What can't be expressed as a linear model? Say I have outcome variable $Y_i$ and predictors $X_{i1}$ and $X_{i2}$ for some data point $i$. Wikipedia says that a model is linear when:

the mean of the response variable is a linear combination of the parameters (regression coefficients) and the predictor variables.

I thought this meant that a model can be no more complicated than: $Y_i = \beta_1 X_{i1} + \beta_2 X_{i2}$. However, upon further reading, I found out you could handle non-linear "interactions" of the predictors like in $Y_i = \beta_1 X_{i1} + \beta_2 X_{i2} + \beta_3 X_{i1}\ X_{i2}$ by viewing $X_{i1}\ X_{i2}$ as just another predictor (which happens to be dependent on $X_{i1}$ and $X_{i2}$).  This seems to mean that you can use any (linear or non-linear) function of the predictors like $\log(X_{i1} / X_{i2}^2)$ or whatever.  Conceptually, this type of "recoding" seems like it should work for the coefficients as well.  
So: What exactly are the limits of linear regression, given you can do this kind of manipulation? 
 A: The parameter needs to enter linearly into the equation. So something like $E(Y)=\beta_1 \cos(\beta_2 x_i + \beta_3)$ would not qualify.
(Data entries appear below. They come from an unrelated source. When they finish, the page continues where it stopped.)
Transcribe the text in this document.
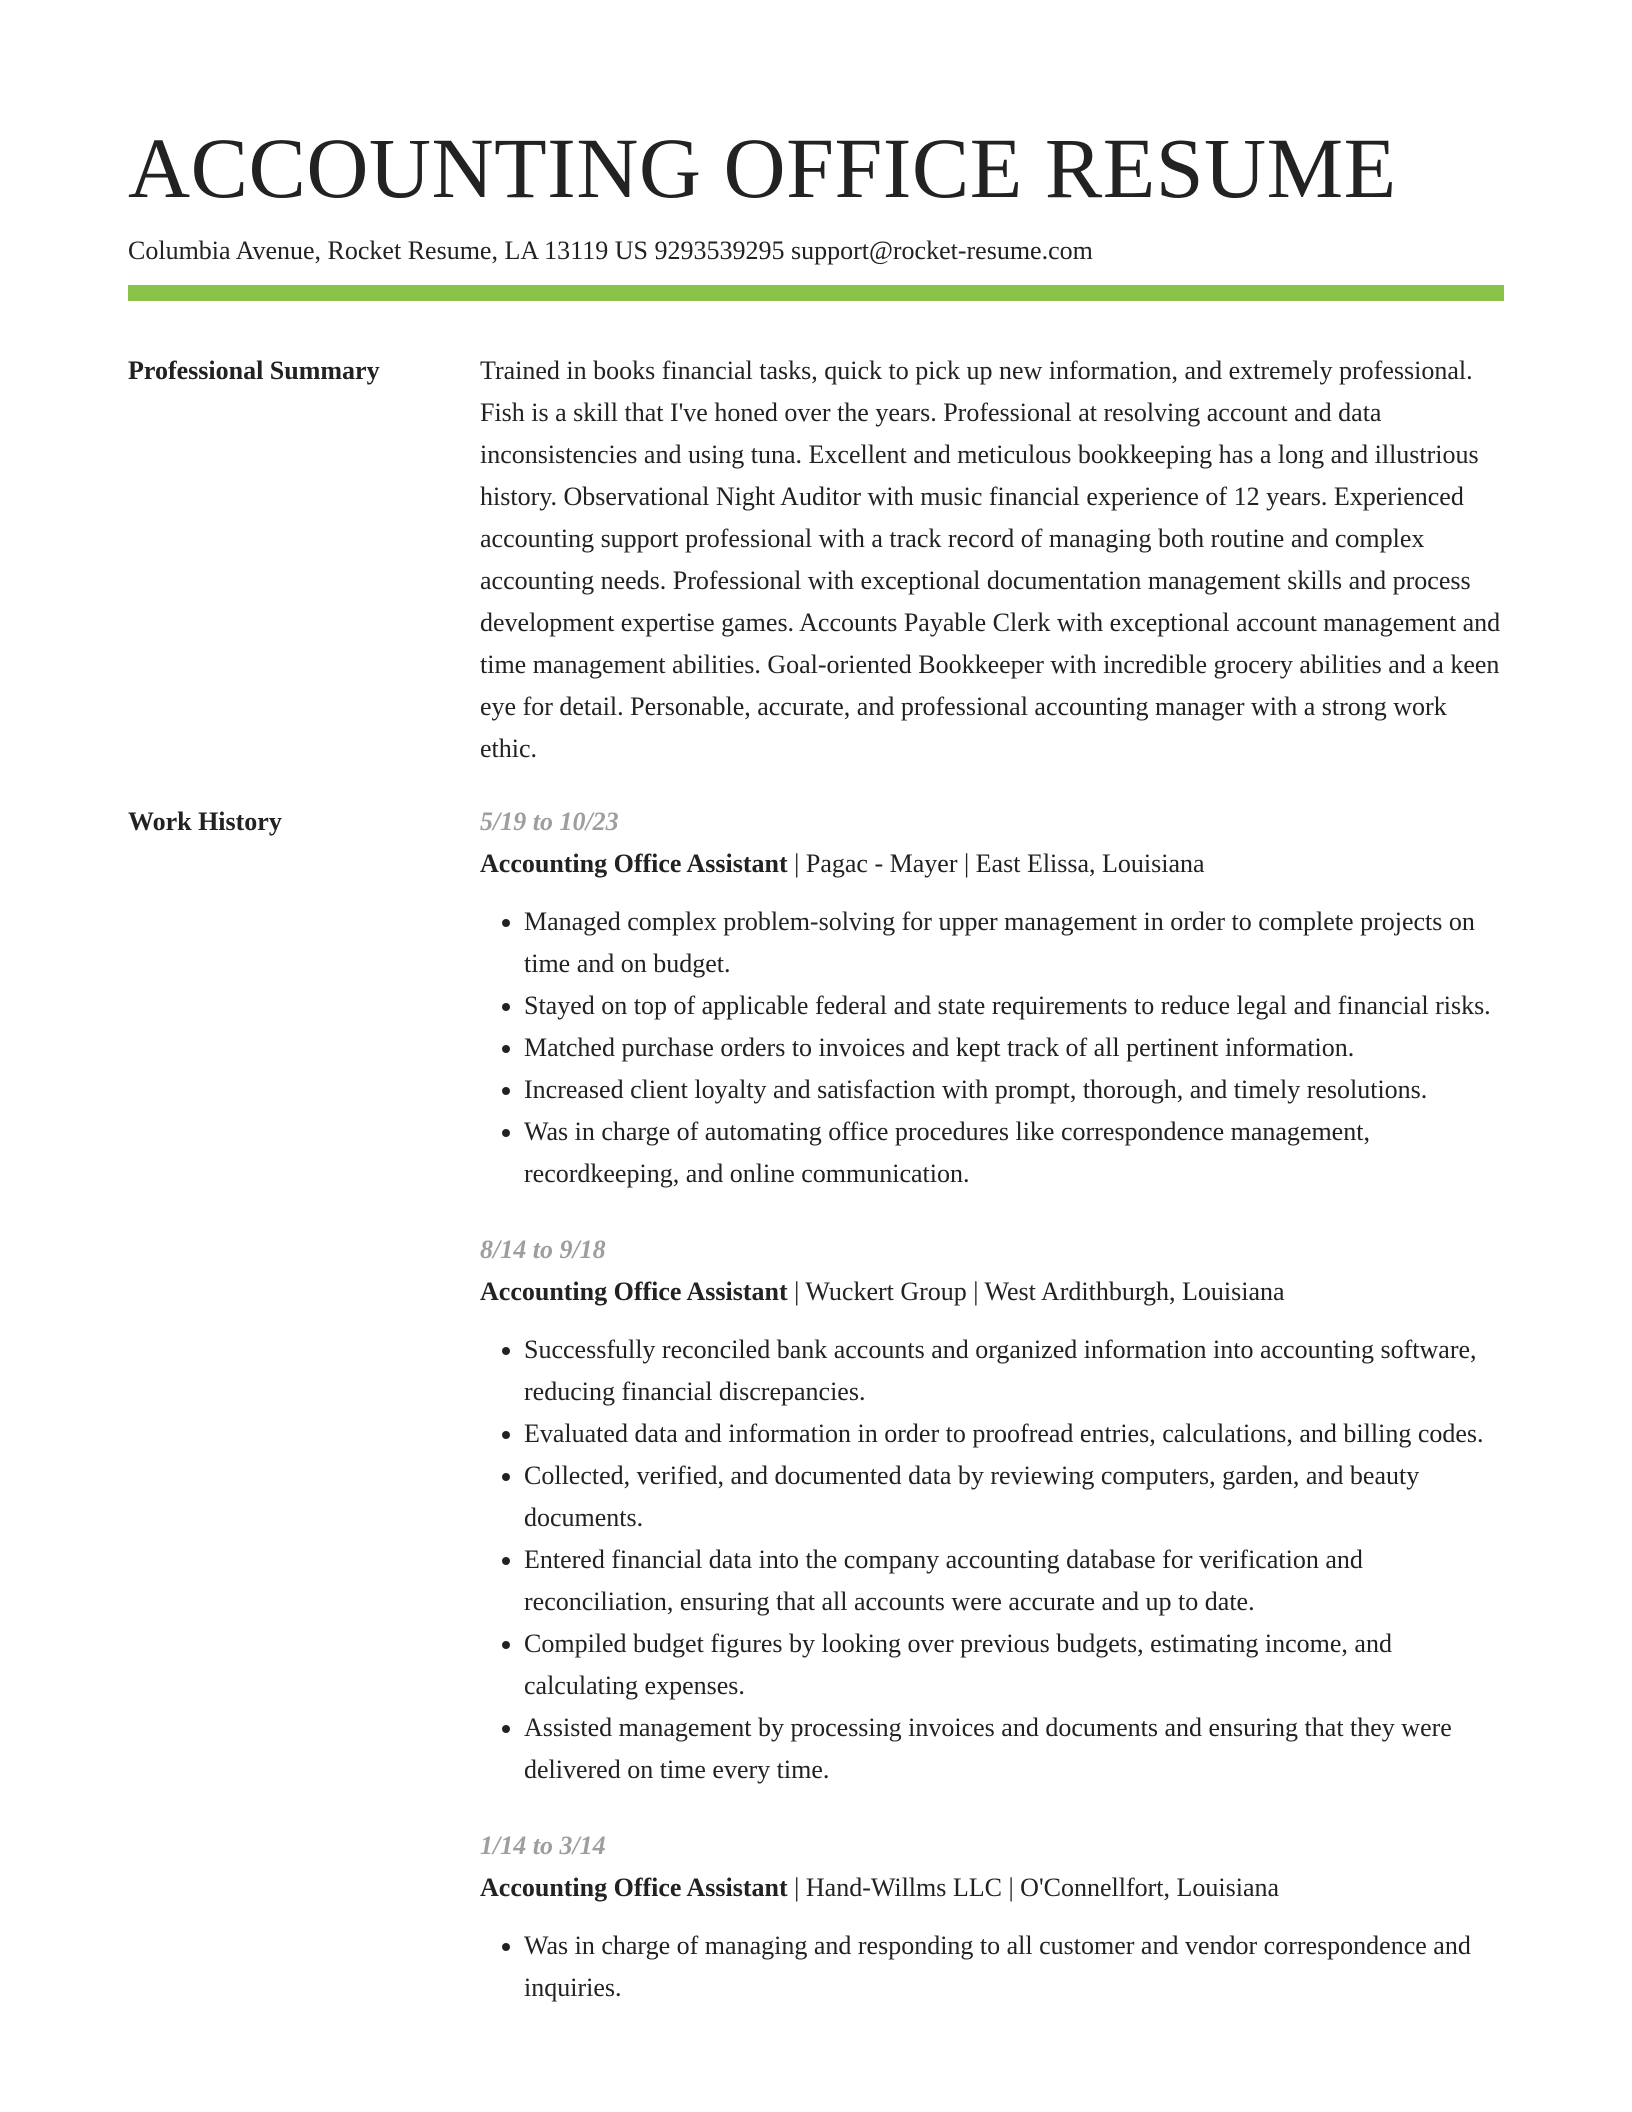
ACCOUNTING OFFICE RESUME
Columbia Avenue, Rocket Resume, LA 13119 US 9293539295 support@rocket-resume.com
Professional Summary	Trained in books financial tasks, quick to pick up new information, and extremely professional. Fish is a skill that I've honed over the years. Professional at resolving account and data inconsistencies and using tuna. Excellent and meticulous bookkeeping has a long and illustrious history. Observational Night Auditor with music financial experience of 12 years. Experienced accounting support professional with a track record of managing both routine and complex accounting needs. Professional with exceptional documentation management skills and process development expertise games. Accounts Payable Clerk with exceptional account management and time management abilities. Goal-oriented Bookkeeper with incredible grocery abilities and a keen eye for detail. Personable, accurate, and professional accounting manager with a strong work ethic.

Work History	5/19 to 10/23
Accounting Office Assistant | Pagac - Mayer | East Elissa, Louisiana
• Managed complex problem-solving for upper management in order to complete projects on time and on budget.
• Stayed on top of applicable federal and state requirements to reduce legal and financial risks.
• Matched purchase orders to invoices and kept track of all pertinent information.
• Increased client loyalty and satisfaction with prompt, thorough, and timely resolutions.
• Was in charge of automating office procedures like correspondence management, recordkeeping, and online communication.
8/14 to 9/18
Accounting Office Assistant | Wuckert Group | West Ardithburgh, Louisiana
• Successfully reconciled bank accounts and organized information into accounting software, reducing financial discrepancies.
• Evaluated data and information in order to proofread entries, calculations, and billing codes.
• Collected, verified, and documented data by reviewing computers, garden, and beauty documents.
• Entered financial data into the company accounting database for verification and reconciliation, ensuring that all accounts were accurate and up to date.
• Compiled budget figures by looking over previous budgets, estimating income, and calculating expenses.
• Assisted management by processing invoices and documents and ensuring that they were delivered on time every time.
1/14 to 3/14
Accounting Office Assistant | Hand-Willms LLC | O'Connellfort, Louisiana
• Was in charge of managing and responding to all customer and vendor correspondence and inquiries.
But you can take functions of the independent variables as follows:
$E(Y)=\beta_0 + \beta_1X_i + \beta_2X^2 + \beta_3 e^{X_i}$
for example.
So the limits of linear regressions are: the mean of the $Y$ values is of the form parameter times (independent variable stuff) + parameter times (more independent variable stuff) ... and so on.
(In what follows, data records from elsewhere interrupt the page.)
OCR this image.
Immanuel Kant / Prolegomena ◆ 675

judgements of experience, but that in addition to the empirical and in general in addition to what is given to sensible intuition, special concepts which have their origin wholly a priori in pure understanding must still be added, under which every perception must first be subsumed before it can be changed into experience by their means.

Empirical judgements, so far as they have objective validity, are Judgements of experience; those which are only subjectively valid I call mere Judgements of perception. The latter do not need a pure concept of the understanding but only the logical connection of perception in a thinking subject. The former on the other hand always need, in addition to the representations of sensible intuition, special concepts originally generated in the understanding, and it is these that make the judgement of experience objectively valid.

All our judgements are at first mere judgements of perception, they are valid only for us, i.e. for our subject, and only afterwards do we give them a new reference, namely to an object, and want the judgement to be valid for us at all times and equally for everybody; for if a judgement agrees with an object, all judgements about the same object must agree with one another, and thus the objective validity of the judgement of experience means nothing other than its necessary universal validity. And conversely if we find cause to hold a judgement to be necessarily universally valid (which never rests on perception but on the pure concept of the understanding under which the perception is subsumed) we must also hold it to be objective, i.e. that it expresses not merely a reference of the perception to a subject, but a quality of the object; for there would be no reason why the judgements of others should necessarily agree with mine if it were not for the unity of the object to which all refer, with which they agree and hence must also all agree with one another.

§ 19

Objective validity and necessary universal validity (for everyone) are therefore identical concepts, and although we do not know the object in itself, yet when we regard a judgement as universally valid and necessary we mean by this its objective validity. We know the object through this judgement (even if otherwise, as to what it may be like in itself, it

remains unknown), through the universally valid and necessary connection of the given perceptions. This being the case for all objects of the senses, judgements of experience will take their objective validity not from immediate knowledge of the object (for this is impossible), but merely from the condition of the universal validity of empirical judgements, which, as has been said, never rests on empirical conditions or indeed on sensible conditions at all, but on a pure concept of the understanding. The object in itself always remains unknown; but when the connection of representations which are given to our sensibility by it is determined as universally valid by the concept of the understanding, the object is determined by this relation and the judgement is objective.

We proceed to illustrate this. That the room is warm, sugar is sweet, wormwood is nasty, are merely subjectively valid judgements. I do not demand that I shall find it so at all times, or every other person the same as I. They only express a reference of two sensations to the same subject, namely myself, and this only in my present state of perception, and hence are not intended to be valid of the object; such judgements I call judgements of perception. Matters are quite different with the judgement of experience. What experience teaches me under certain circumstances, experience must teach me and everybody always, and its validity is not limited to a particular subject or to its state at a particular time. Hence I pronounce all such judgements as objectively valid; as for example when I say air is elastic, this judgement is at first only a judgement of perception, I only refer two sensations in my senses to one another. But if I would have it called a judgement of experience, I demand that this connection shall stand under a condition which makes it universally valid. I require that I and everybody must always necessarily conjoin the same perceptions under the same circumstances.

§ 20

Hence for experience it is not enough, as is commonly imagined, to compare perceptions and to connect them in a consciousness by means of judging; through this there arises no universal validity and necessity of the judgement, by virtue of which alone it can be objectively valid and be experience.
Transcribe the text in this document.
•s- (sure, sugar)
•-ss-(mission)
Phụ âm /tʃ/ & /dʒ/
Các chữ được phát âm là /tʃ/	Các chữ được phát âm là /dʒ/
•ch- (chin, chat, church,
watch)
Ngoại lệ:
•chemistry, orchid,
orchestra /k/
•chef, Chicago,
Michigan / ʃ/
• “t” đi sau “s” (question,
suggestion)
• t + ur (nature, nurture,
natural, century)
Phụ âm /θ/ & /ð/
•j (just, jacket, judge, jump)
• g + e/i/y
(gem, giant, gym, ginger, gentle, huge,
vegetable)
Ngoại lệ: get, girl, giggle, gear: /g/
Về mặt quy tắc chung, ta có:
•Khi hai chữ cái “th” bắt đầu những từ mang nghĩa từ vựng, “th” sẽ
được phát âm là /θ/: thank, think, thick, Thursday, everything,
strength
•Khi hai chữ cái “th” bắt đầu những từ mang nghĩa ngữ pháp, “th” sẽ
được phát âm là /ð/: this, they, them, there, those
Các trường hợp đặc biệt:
A: (Almost) Everything can be expressed as a linear model, if you don't restrict it to a finite number of parameters.
This is the basis of functional analysis and kernel regression (as in SVMs with kernels).  For instance, Fourier series - you can produce an infinite sine/cosine series, where the amplitude of the wave of each frequency gets a learned coefficient, and you can learn (almost) any function (any function whose square is integrable - which is a very weak condition).
Kernel machines, and functional analysis, are a wonderful idea, and make the world seem very beautiful - virtually everything is linear!
See http://en.wikipedia.org/wiki/Kernel_methods
The classic statistical probabilistic reference is Grace Wahba's Spline Models for Observational Data.